Carmel McMahon.

Posted by Sue Leonard on Monday 20th March 2023

The second in a family of nine, brought up in poverty, Carmel was always close to her mother.

            “As a teenager I had a good group of girlfriends. I liked to hitchhike to Dublin and go to museums. I longed to go to college, but the process of applying was overwhelming.”

Instead, she worked in the boutique in Grafton Street where her mother was employed.

            “I felt stifled,” she says. “It was the most unhappy period of my life.

In 1993, acquiring a Visa, Carmel travelled to New York hoping to work a model.

            “I worked in bars, and in admin, in the Whitney Museum for almost a year.”

This was when Carmel was struggling with alcoholism, and she quit before she got fired.

            “After that I worked for an art collector as her assistant. I got sober shortly afterwards.”

Carmel returned to Ireland in 2021, with her partner, Emmanuel. They bought a house in North County Mayo.

She structured the essays during her MA.

“Each chapter tells of a traumatic event.”

Who is Carmel McMahon?

Date of birth: 1973 in Ashbourne County Meath. “It was a tiny village of 400 but has grown to a town of 14,000.”

Education: Dominican College, Griffith Avenue, Dublin. CUNY Graduate Centre, MA in Liberal Arts with focus on biography and memoir.

Home: Doonfeeny, County Mayo.

Family: Partner, Emmanuel, an artist, and former violin maker, and dogs, Francis and Basil.

The Day Job: Fulltime writer.

In Another Life:  “I would have studied Jungian Analysis, and I still might.”

Favourite Writers: Mary Costello; Claire Keegan; Jamaica Kincaid; Annie Ernaux; Theresa Hak Kyung Cha; Eavan Boland. 

Second Book: Another book of essays with a personal and universal thread. “An artist will illustrate each one.”

Top Tip: “When you get an inspiration, run towards it. If you don’t embrace it, it will go to someone else.

Twitter: @carmel-mc-mahon

The Debut: In Ordinary Time. €18.99. Kindle: €10.17.

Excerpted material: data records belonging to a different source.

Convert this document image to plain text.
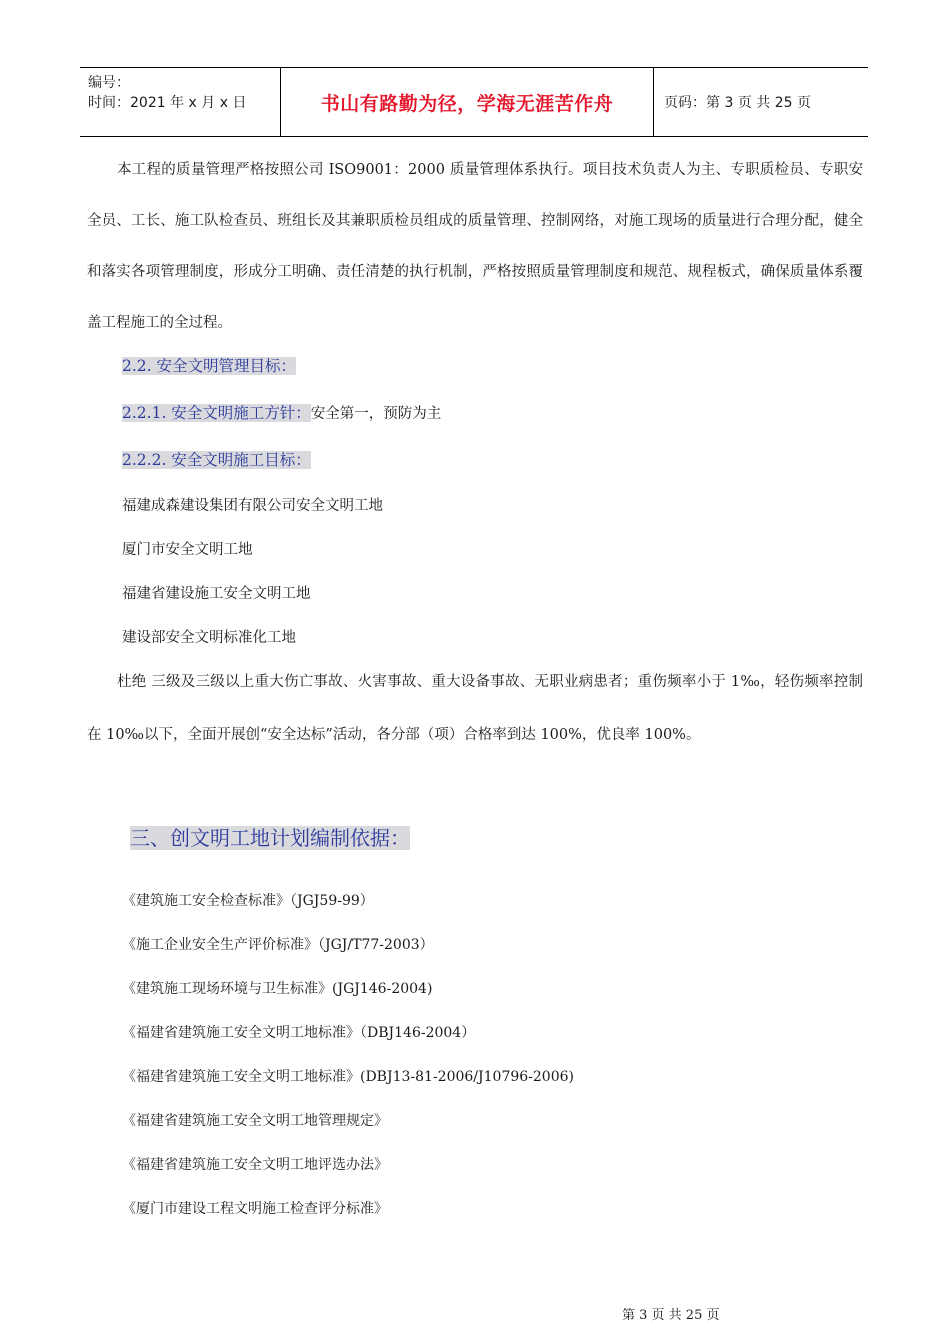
编号：
时间：2021 年 x 月 x 日	书山有路勤为径，学海无涯苦作舟	页码：第 3 页 共 25 页
本工程的质量管理严格按照公司 ISO9001：2000 质量管理体系执行。项目技术负责人为主、专职质检员、专职安全员、工长、施工队检查员、班组长及其兼职质检员组成的质量管理、控制网络，对施工现场的质量进行合理分配，健全和落实各项管理制度，形成分工明确、责任清楚的执行机制，严格按照质量管理制度和规范、规程板式，确保质量体系覆盖工程施工的全过程。
2.2. 安全文明管理目标：
2.2.1. 安全文明施工方针：安全第一，预防为主
2.2.2. 安全文明施工目标：
福建成森建设集团有限公司安全文明工地
厦门市安全文明工地
福建省建设施工安全文明工地
建设部安全文明标准化工地
杜绝 三级及三级以上重大伤亡事故、火害事故、重大设备事故、无职业病患者；重伤频率小于 1‰，轻伤频率控制在 10‰以下，全面开展创“安全达标”活动，各分部（项）合格率到达 100%，优良率 100%。
三、创文明工地计划编制依据：
《建筑施工安全检查标准》（JGJ59-99）
《施工企业安全生产评价标准》（JGJ/T77-2003）
《建筑施工现场环境与卫生标准》(JGJ146-2004)
《福建省建筑施工安全文明工地标准》（DBJ146-2004）
《福建省建筑施工安全文明工地标准》(DBJ13-81-2006/J10796-2006)
《福建省建筑施工安全文明工地管理规定》
《福建省建筑施工安全文明工地评选办法》
《厦门市建设工程文明施工检查评分标准》
第 3 页 共 25 页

These wonderful essays are beautifully realised. They combine the various traumas experienced by  Carmel’s family – including the death and disintegration of some of her siblings – with the historical  disasters for Irish women. Cataloguing Carmel’s years in America, it shows her struggles with Alcohol, and success in overcoming it.

The Verdict: Brilliant! Beautifully written. Heartfelt, engrossing and hugely insightful.

Published in the Irish Examiner on 18th February.